ABOVE TOP SECRET: The World-Wide UFO Cover-Up
by Timothy Good
Paperback: 592 pages 
Publisher: Quill (September 1989)
ISBN-10: 0688092020

This is a definitive work for anyone interested in the field of Ufology and one massive tome of a book that took me the better part of the summer to read.  That is because Good does something in it that few UFO books before had done: provide evidence.  Nearly one-third of the book is declassified documentation obtained through FOIA requests and citations to publications and interviews that an industrious researcher may go and check for themselves.  Because it is so research-based, the text is rather dry and makes for tedious reading at times.  Readers looking for rollicking UFO tales of the kind found in The Weekly World News will no doubt be disappointed and I don't think that is such a bad thing.  Good moves from nation to nation, including the US, Canada, Britain and much of Europe, devoting a healthy number of pages to how each government acquires its intelligence and then demonstrates how that has been applied to the UFO phenomenon.  Gradually, the case for a cover-up grows stronger as does the sensible rationale to have one in the first place.

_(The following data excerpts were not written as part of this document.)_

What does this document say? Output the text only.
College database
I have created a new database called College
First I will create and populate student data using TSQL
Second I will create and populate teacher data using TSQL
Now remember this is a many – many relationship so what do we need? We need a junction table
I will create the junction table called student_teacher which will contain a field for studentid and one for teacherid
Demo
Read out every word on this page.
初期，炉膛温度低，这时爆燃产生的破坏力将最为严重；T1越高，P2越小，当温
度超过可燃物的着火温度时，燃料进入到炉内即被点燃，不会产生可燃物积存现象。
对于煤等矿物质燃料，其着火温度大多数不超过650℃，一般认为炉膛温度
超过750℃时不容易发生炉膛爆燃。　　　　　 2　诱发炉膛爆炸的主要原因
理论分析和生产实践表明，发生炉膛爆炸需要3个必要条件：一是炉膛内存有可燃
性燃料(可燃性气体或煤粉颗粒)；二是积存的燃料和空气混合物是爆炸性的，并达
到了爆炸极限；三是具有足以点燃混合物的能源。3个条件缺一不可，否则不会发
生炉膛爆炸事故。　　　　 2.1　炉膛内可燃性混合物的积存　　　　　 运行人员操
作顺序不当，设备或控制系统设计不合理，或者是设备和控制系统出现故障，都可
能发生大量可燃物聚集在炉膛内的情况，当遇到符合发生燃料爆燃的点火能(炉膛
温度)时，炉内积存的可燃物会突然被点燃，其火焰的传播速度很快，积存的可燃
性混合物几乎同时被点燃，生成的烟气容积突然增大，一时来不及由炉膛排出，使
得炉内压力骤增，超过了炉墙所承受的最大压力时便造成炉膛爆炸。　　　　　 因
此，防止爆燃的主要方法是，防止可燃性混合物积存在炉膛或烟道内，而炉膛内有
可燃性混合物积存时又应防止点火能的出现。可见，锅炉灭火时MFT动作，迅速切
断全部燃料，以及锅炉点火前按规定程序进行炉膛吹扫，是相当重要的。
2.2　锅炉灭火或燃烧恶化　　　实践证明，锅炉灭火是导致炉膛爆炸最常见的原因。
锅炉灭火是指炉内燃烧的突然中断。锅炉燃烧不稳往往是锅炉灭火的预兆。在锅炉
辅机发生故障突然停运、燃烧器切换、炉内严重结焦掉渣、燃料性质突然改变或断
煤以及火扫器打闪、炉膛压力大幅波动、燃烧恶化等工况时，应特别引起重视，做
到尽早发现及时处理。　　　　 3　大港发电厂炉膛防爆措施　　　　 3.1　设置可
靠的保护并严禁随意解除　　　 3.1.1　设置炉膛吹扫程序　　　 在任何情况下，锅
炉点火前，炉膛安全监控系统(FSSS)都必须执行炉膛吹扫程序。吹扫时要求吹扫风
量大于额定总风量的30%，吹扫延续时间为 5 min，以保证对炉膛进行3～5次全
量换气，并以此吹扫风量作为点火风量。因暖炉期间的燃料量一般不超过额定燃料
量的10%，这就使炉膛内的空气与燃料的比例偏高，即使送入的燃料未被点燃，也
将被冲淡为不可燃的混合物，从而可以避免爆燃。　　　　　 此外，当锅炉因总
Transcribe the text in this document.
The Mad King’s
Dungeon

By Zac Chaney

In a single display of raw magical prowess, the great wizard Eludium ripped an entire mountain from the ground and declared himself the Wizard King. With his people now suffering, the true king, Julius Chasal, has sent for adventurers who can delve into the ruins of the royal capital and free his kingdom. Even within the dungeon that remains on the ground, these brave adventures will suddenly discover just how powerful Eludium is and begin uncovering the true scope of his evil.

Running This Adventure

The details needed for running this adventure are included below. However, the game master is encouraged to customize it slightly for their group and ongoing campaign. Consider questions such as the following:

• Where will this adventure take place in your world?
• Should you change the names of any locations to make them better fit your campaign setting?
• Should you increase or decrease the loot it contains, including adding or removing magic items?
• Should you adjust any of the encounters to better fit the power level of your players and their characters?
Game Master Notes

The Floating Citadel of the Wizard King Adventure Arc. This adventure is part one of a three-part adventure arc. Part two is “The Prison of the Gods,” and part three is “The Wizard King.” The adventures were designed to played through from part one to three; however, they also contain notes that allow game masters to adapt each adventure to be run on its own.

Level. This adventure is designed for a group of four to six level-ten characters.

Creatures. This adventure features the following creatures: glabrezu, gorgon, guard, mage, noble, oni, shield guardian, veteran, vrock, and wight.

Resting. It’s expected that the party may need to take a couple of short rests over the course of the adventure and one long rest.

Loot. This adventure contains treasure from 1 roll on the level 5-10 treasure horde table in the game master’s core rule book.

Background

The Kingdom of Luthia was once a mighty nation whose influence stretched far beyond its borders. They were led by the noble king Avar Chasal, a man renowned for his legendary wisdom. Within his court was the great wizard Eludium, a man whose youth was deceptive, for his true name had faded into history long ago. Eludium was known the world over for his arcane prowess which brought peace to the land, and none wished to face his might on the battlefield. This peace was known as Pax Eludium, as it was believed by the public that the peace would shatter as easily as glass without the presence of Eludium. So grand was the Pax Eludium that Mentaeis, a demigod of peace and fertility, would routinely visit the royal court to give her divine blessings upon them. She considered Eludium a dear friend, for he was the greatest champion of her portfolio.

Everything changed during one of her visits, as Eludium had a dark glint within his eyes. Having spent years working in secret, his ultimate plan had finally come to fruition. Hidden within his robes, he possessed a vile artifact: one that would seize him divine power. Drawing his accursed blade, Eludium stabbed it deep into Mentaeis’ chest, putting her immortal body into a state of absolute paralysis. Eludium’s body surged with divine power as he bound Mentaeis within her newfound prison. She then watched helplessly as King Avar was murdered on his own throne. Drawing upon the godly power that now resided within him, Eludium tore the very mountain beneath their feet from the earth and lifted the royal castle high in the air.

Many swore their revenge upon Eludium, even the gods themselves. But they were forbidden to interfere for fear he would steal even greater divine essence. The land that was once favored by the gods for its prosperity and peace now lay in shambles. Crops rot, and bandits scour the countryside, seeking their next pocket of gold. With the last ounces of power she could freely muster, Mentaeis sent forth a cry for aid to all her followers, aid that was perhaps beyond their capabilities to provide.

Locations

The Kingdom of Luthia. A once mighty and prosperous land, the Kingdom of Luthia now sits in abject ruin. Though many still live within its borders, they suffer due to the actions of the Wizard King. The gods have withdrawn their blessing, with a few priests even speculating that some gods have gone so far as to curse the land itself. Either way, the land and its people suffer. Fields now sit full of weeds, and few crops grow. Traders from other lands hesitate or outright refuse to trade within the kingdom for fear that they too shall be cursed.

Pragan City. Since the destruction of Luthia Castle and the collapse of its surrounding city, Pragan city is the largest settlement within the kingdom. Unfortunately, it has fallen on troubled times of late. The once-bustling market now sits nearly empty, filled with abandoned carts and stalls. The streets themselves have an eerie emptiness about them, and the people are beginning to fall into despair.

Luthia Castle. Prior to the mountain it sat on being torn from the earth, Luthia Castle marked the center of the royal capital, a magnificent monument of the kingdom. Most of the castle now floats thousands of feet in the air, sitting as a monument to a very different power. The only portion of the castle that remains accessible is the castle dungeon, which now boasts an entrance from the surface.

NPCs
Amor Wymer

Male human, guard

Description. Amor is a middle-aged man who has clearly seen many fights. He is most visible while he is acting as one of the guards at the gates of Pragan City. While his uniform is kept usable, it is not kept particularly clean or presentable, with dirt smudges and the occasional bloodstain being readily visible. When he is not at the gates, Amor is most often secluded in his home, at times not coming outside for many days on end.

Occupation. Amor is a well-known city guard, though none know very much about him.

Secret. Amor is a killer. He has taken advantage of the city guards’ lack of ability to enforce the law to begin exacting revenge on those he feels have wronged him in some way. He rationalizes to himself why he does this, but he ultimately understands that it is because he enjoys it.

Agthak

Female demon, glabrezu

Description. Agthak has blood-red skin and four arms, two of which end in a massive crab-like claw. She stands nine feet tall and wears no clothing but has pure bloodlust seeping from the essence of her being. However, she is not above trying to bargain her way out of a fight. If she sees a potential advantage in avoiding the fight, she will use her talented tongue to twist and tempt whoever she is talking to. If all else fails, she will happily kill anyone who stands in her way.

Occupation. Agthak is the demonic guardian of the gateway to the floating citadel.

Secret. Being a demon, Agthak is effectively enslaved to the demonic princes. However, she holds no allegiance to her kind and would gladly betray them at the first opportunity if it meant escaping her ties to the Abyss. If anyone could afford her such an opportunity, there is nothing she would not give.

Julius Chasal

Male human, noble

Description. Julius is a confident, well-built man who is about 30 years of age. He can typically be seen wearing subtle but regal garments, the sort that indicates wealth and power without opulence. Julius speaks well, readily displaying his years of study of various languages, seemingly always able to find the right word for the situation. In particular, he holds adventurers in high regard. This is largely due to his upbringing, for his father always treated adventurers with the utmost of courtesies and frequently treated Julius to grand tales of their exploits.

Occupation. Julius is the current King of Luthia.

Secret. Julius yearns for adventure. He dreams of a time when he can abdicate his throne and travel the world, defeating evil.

This is not to say that Good doesn't include his share of "an anonymous source has told me that..." instances of hearsay.  Such things are unavoidable when dealing with the subject of UFOs, otherwise there would be no "conspiracy."  Not only that, but Good's stance can hardly be called a neutral one.  His drive to conclusively prove a UFO cover-up comes through loud and clear.  For instance, Good includes this correspondence he had with former NASA astronaut, Scott Carpenter (p. 381).  Carpenter said to Good: "...your continuing implication that I am lying and/or withholding truths from you.  Your blindly stubborn belief in Flying Saucers makes interesting talk for a while, but your inability to rationally consider any thought that runs counter to yours makes further discussion of no interest--indeed unpleasant in prospect--to me."
Regardless of his insistent fervor, Good did provide a much-needed publication to the UFO field by virtue of the included documentation alone.  Given the book's publication date, it obviously does not include more recent developments or progressive speculations, but I was glad to read in the closing pages that Good entertains the possibility that UFOs come perhaps not from outer space, but other dimensions.  
For anyone wanting or needing a baseline knowledge of the modern UFO mythos, this is essential reading.